The student debt crisis has far-reaching implications beyond individual borrowers. It is a threat to our nation’s economy. Borrowers faced with large monthly payments are likely to delay big purchases and are less likely to spend residual income on vacation or luxury items. Fifty-six percent of the borrowers surveyed said student loan debt prevented them from buying a home and 42% said debt prevented a car purchase.

Student loan debt also hindered 80% of survey respondents saving for retirement. Eighty-six percent identified their student loan debt as a major source of stress and 39% said it prevented them from achieving career goals.

Some suggest students themselves may be the solution. If enough students across the country delay enrollment for a year or two, they could pressure higher education institutions to cut costs. When deprived of student tuition and fee revenues, institutions would have no choice but to rethink costly programs, cut redundant administrative fees, and ultimately reduce spending.

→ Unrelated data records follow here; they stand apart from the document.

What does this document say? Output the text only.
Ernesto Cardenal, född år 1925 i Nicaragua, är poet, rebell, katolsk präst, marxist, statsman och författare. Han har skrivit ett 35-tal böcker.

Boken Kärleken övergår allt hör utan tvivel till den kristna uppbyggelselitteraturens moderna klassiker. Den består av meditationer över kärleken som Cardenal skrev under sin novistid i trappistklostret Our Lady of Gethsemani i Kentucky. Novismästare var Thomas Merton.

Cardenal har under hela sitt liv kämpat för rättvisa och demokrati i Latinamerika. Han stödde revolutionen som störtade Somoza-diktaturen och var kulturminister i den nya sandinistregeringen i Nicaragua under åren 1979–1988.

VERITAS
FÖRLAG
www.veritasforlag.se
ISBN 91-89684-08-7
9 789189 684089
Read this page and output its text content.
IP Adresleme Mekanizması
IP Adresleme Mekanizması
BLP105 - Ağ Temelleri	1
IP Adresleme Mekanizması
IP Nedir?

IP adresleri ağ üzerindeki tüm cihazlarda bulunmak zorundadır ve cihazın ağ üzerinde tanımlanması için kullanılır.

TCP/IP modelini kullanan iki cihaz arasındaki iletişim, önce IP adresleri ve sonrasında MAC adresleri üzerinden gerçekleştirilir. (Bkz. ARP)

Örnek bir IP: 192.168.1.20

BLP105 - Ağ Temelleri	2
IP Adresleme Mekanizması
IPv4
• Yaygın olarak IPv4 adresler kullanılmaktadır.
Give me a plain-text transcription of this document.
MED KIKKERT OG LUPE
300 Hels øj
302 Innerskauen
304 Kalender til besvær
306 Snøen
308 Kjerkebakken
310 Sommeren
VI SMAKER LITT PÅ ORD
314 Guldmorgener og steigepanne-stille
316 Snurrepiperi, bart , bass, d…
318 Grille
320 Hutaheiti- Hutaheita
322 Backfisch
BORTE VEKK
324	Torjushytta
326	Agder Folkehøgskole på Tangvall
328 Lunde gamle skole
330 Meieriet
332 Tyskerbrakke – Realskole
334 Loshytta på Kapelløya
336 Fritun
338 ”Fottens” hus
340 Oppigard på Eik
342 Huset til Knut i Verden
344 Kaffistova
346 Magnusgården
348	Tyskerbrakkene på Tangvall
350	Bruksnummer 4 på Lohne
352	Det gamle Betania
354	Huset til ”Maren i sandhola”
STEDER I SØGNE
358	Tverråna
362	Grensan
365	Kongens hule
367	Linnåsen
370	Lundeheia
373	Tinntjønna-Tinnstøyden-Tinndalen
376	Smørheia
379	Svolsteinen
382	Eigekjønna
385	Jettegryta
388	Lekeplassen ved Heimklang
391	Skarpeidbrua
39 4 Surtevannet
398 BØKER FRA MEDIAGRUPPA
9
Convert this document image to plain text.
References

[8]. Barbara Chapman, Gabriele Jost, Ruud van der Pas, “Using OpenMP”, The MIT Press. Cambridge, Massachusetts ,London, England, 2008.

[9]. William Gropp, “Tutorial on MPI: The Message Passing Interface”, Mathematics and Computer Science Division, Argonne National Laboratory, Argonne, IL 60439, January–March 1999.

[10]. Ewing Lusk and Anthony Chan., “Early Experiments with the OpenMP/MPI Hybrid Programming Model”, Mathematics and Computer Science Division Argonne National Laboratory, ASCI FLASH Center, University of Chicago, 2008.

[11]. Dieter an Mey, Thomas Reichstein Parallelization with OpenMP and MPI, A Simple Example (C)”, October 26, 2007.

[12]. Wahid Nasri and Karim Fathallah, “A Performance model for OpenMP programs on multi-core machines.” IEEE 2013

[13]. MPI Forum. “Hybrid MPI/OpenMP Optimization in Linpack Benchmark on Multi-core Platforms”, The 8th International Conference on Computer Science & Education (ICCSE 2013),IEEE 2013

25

Reform efforts up to this point, including a student loan forgiveness program Congress created in 2007, have largely failed. And many Democratic candidates have made addressing the student debt crisis a central campaign promise. But the history, size, and complexity of the student debt crisis is hard to reckon with.

Deeply entrenched institutions–universities, government agencies, and private lending institutions–are slow to reform a lucrative system that serves them. Apart from meeting the immediate cash needs of students and universities, the elaborate financial structure currently in place is neither cost-effective nor economically sustainable. Until meaningful reform is achieved, students must consider the overwhelming cost associated with higher education–and whether it’s worth it.